Multimodal Large Language Models (MLLMs) have achieved notable gains in various tasks by incorporating Chain-of-Thought (CoT) reasoning in language spaces. Recent work extends this direction by leveraging external tools for visual editing, thereby enhancing the visual signal along the reasoning trajectories. Nevertheless, these approaches remain fundamentally constrained: reasoning is still confined to the language space, with visual information treated as static preconditions. We introduce Latent Visual Reasoning (LVR), a new paradigm that enables autoregressive reasoning directly in the visual embedding space. A visual encoder first projects images into visual tokens within a joint semantic space shared with the language model. The language model is then trained to generate latent states that reconstruct key visual tokens critical for answering the query, constituting the process of latent visual reasoning. By interleaving LVR with standard text generation, our model achieves substantial gains on perception-intensive visual question answering tasks. In addition, we adapt the GRPO algorithm to conduct reinforcement learning on latent reasoning, further balancing LVR and textual generation. We show that LVR substantially improves fine-grained visual understanding and perception, achieving 71.67% on MMVP compared to 66.67% with Qwen2.5-VL. Code base and model weights will be released later.

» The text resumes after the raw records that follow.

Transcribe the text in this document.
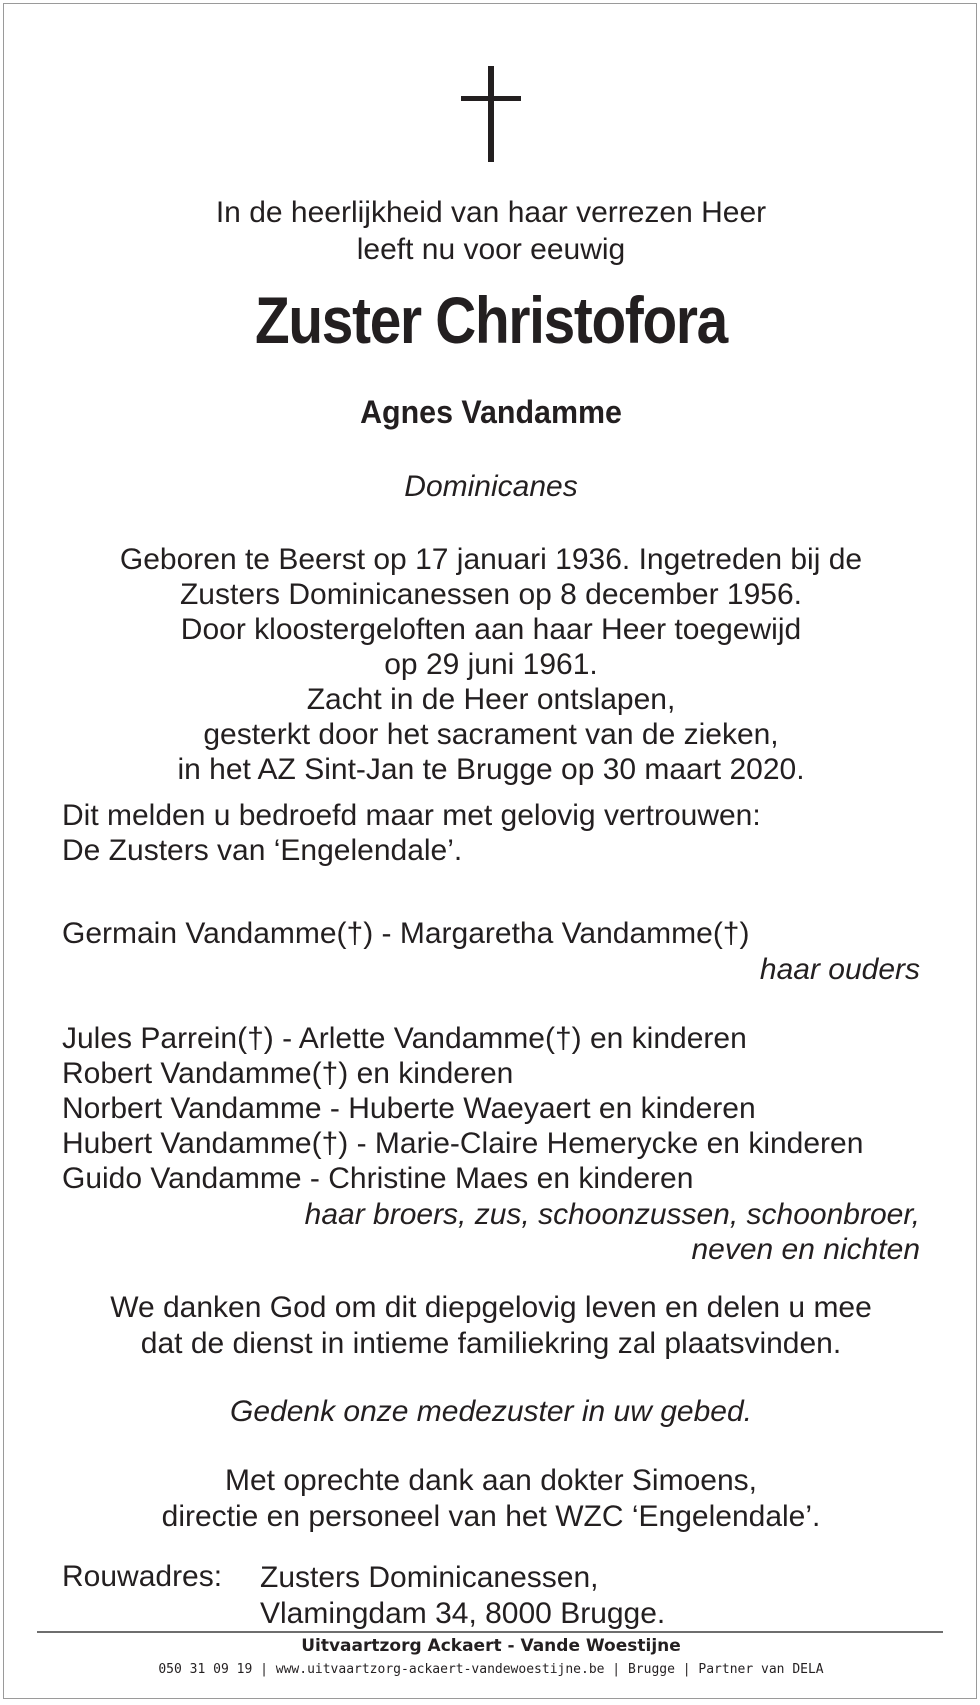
In de heerlijkheid van haar verrezen Heer
leeft nu voor eeuwig
Zuster Christofora
Agnes Vandamme
Dominicanes
Geboren te Beerst op 17 januari 1936. Ingetreden bij de
Zusters Dominicanessen op 8 december 1956.
Door kloostergeloften aan haar Heer toegewijd
op 29 juni 1961.
Zacht in de Heer ontslapen,
gesterkt door het sacrament van de zieken,
in het AZ Sint-Jan te Brugge op 30 maart 2020.
Dit melden u bedroefd maar met gelovig vertrouwen:
De Zusters van ‘Engelendale’.
Germain Vandamme(†) - Margaretha Vandamme(†)
haar ouders
Jules Parrein(†) - Arlette Vandamme(†) en kinderen
Robert Vandamme(†) en kinderen
Norbert Vandamme - Huberte Waeyaert en kinderen
Hubert Vandamme(†) - Marie-Claire Hemerycke en kinderen
Guido Vandamme - Christine Maes en kinderen
haar broers, zus, schoonzussen, schoonbroer,
neven en nichten
We danken God om dit diepgelovig leven en delen u mee
dat de dienst in intieme familiekring zal plaatsvinden.
Gedenk onze medezuster in uw gebed.
Met oprechte dank aan dokter Simoens,
directie en personeel van het WZC ‘Engelendale’.
Rouwadres: Zusters Dominicanessen,
Vlamingdam 34, 8000 Brugge.
Uitvaartzorg Ackaert - Vande Woestijne
050 31 09 19 | www.uitvaartzorg-ackaert-vandewoestijne.be | Brugge | Partner van DELA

Is YOUR dog a genius? Vets reveal the five simple tests that prove if your pooch is gifted

Daily Mail - Science & tech

There are two big reasons why I don't believe the official 9/11 story, Charlie Sheen tells Tucker Carlson Today is Selena Gomez's wedding. But a bridezilla decision and weeks of family feuding have left her mother utterly'shattered'... and now insiders are spilling everything Disturbing twist in case of cheerleader whose dead baby was found in closet: 'There were whimpers' How Prince Harry collapses'like a souffle' as Meghan Markle interrupts him multiple times during an interview, body language expert reveals LIZ JONES: I have history with Colin Firth's ex-wife Livia. Now, her petulant protest over Trump's UK state visit proves something humiliating about her Ryder Cup fans left appalled by'criminal' Uber prices to get home from Bethpage Black: 'Just gonna walk' How people are being hanged from cranes and strangled to death over 45 minutes while crowds of excited families watch as part of Iran's mass execution campaign that's killed more than 1,000. And the death penalty for girls starts at just 9... Midwestern airport with'outstanding food' is'best' for traveler satisfaction Teacher dies from overdose before he's due to be sentenced for murdering his wife I'm the witch who cursed Charlie Kirk. 'Hamptons of the North' loved by celebs in battle over Russian developer's Maldives-style resort plan NFL fan labeled the new'Phillies Karen' after being caught on camera stealing young boy's gift from Patrick Mahomes Princess Eugenie puts on a brave face as she releases her first statement since Sarah Ferguson's leaked email to Jeffrey Epstein Prince Harry'taken by surprise' by how'formal' his 53-minute meeting with King Charles proved - amid claims he will be blocked from'half-in, half-out' return to Royal Family fold despite handing over Meghan and children photo Is YOUR dog a genius?